First generation big data platforms are characterized as on-premise deployments, on physical servers, often running a software stack from Cloudera, Hortonworks, DataStax or similar vendors. These old world platforms enable many companies to begin analyzing data in new ways by providing a unique set of capabilities to analysts. These game-changing big data platforms allow companies to compete in markets in new ways.
While these systems provide new capabilities, they often come at a high cost. Costs include both capital expenses to purchase unproven capabilities, and operational expenses to keep these complex platforms functioning. Compared to the operational requirements of public cloud services, many on-premise deployments are held back by a three-fold increase in the number of operational resources needed to maintain the platform, manage capacity, respond to incidents, manage upgrades and educate platform users. Every resource that is being consumed by platform maintenance (Figure 1) is less support for application developers and data scientists looking to extract value out of the data stored in these big data platforms.
Because of these operational challenges, many customers are now actively moving their big data workloads to next generation platforms in order to leverage native services and capabilities provided by the major public cloud providers. AWS, Google and Azure all have rapidly maturing and highly competitive managed services and PaaS capabilities. These enable organizations to focus their resources on core business needs and advanced capabilities such as data integration, data analysis and reporting.
Even with next generation big data platforms, the challenges around data quality, model accuracy and data integration will continue. But now the staff will be focused on resolving those and aligning the data with the business needs, not the operational aspects of deploying services and maintaining stability of the platform.
Cloud vendors provided two primary models for big data services:
Managed – Services like AWS Elastic Map Reduce (EMR) run on instances, but also provide pre-package OS images with all the necessary software tested and integrated. Managed services provide a level of flexibility because admins and users can still get to the host operating system to manage some configurations, but have the advantage of upgrades being handled by the platform vendors. Managed services provide a minimal level of interaction and configuration, allowing operations teams and analysts deeper visibility into the platform. In highly regulated environments this can often provide the necessary level of visibility.
PaaS – Platform as a Service offerings, such as BigQuery from Google, provide an interface for users to connect to and submit queries, with no need for the user to take on administrative functionality. There is no ability to login to the instances running the services and no user visibility into the inner workings of the service as it relates to scalability and reliability.
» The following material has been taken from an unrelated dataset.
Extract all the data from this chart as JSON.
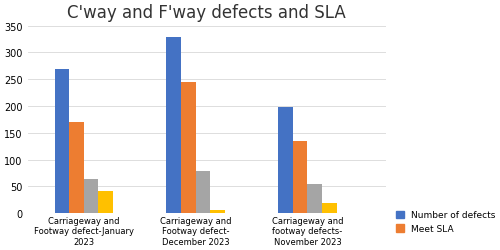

PaaS services offer a valuable balance of service capability without the need to have operations teams focused on service deployment and operations. PaaS services provide no visibility into the inner workings of the service, all aspects of scalability, data movement and upgrades are handled by the provider, allowing users to focus entirely on consuming the service, and not operating the service. This level of abstraction is very valuable for companies with small or no operations teams.
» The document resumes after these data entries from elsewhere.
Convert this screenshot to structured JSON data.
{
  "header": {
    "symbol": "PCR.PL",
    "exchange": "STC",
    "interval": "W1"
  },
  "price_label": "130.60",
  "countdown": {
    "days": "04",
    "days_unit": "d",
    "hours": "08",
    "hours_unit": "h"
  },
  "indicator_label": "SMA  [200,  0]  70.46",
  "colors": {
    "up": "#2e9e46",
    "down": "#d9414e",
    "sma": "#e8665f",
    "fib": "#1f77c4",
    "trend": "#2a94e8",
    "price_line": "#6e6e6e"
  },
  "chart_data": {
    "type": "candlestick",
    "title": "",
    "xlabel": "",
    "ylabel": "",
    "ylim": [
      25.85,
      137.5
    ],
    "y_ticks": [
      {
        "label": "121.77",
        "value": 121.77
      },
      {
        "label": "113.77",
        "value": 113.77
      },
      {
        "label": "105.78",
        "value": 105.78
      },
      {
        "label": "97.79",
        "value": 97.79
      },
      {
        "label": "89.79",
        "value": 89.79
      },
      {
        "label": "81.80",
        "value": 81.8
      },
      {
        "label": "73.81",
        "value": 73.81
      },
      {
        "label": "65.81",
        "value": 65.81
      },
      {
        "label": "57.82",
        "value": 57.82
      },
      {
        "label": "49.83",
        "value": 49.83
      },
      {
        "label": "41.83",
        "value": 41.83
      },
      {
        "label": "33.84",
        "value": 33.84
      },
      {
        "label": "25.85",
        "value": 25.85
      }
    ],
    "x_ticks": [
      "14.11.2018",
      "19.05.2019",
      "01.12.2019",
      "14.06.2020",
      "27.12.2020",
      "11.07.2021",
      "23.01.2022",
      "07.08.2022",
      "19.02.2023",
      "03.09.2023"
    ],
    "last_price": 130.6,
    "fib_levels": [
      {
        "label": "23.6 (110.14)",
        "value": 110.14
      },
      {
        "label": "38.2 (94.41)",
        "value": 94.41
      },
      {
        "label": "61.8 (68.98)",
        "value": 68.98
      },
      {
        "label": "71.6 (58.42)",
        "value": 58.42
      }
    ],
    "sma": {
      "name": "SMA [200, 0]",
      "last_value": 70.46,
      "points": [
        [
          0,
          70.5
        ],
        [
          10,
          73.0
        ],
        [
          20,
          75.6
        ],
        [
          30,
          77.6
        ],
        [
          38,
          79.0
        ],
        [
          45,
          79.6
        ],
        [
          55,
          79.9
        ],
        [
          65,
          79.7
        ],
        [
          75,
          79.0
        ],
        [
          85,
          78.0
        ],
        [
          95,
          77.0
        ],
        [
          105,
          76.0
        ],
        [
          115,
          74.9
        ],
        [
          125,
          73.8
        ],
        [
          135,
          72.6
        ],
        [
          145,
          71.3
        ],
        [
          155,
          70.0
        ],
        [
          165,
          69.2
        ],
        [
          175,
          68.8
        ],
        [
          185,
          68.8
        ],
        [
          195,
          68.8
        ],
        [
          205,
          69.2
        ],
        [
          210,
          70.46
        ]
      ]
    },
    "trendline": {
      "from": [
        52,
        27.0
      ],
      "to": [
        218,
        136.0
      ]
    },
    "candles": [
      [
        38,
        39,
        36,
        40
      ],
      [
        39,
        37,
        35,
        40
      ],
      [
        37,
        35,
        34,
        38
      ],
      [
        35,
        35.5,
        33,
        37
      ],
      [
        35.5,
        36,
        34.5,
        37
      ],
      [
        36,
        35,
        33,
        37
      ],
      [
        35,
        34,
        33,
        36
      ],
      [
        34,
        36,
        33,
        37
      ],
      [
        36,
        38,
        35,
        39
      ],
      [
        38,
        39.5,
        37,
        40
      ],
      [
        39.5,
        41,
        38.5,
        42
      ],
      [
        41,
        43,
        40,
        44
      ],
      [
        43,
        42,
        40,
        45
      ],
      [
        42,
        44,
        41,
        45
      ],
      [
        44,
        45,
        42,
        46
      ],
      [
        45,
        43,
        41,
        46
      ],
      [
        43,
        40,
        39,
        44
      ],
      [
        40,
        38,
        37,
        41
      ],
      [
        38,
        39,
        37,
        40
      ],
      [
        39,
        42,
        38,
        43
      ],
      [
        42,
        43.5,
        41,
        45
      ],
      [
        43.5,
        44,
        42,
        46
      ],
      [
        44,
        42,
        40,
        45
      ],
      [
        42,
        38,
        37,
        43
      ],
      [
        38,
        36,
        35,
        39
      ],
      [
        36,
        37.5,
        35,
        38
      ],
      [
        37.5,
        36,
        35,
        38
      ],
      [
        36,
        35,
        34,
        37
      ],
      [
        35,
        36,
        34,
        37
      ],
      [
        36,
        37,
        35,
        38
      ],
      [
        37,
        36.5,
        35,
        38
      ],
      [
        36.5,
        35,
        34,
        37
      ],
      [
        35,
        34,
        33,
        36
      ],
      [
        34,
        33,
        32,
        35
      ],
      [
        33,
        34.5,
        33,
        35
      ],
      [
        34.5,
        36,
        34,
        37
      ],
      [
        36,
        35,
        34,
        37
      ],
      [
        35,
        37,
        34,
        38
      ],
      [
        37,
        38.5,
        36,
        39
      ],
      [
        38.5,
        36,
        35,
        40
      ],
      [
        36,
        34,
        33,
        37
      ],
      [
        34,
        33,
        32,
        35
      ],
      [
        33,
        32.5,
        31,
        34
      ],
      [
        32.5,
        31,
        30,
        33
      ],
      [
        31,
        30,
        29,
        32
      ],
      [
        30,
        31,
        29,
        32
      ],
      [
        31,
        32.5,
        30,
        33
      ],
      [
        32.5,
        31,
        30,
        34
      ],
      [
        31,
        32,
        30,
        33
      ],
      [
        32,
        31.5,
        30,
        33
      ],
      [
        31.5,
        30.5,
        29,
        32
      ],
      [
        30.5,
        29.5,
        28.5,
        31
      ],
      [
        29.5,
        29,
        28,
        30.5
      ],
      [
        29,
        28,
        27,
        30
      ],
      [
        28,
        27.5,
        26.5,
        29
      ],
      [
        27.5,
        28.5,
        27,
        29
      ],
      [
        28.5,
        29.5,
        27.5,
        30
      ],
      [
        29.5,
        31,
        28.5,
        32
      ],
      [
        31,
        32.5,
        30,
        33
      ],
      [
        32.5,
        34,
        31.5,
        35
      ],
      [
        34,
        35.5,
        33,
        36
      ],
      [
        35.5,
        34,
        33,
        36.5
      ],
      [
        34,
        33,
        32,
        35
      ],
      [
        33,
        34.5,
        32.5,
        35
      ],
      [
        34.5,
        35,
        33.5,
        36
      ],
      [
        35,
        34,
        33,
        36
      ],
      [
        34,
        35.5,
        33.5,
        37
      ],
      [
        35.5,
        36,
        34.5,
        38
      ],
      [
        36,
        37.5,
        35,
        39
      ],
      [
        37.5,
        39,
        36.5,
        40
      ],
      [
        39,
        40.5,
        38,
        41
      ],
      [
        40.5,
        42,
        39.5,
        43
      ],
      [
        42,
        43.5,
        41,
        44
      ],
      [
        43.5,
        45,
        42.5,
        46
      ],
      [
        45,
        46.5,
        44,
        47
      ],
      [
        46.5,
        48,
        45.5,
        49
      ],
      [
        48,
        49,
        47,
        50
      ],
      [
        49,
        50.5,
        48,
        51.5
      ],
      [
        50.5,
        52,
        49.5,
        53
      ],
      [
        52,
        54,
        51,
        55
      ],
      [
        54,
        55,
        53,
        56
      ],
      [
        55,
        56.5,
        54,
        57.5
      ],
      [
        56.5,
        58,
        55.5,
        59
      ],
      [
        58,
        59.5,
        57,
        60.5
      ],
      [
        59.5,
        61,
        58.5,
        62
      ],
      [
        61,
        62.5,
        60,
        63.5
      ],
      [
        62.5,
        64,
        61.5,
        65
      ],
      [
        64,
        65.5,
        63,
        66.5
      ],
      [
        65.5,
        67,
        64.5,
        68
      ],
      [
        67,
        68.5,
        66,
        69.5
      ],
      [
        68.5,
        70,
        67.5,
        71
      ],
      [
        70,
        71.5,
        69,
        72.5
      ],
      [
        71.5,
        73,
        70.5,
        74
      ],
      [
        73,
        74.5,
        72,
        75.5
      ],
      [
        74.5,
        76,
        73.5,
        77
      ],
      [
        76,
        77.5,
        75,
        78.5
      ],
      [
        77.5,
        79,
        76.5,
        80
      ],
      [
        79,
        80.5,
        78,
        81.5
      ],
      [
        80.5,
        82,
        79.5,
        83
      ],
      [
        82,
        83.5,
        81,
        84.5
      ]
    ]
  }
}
Both Managed and PaaS services provide advantages over First generation big data platforms, through their minimized requirements for operations, management and administration. The rapid pace of innovation and constant stream of new features from AWS, Google and Azure (Figure 2) only amplify the benefits with new features and capabilities, deployed at scale and often available for minimal cost uptick.
First generation big data platforms made big data analysis a reality. But if you are an owner of a First generation big data platform, and you find yourself mired with the day to day burden of operations and stability maintenance, at the expense of supporting data integration and analysis, then consider public cloud. Through the use of managed and PaaS services, your data analysis team can focus on service consumption and quality of results, while operations teams can focus on ensuring best practices and user satisfaction.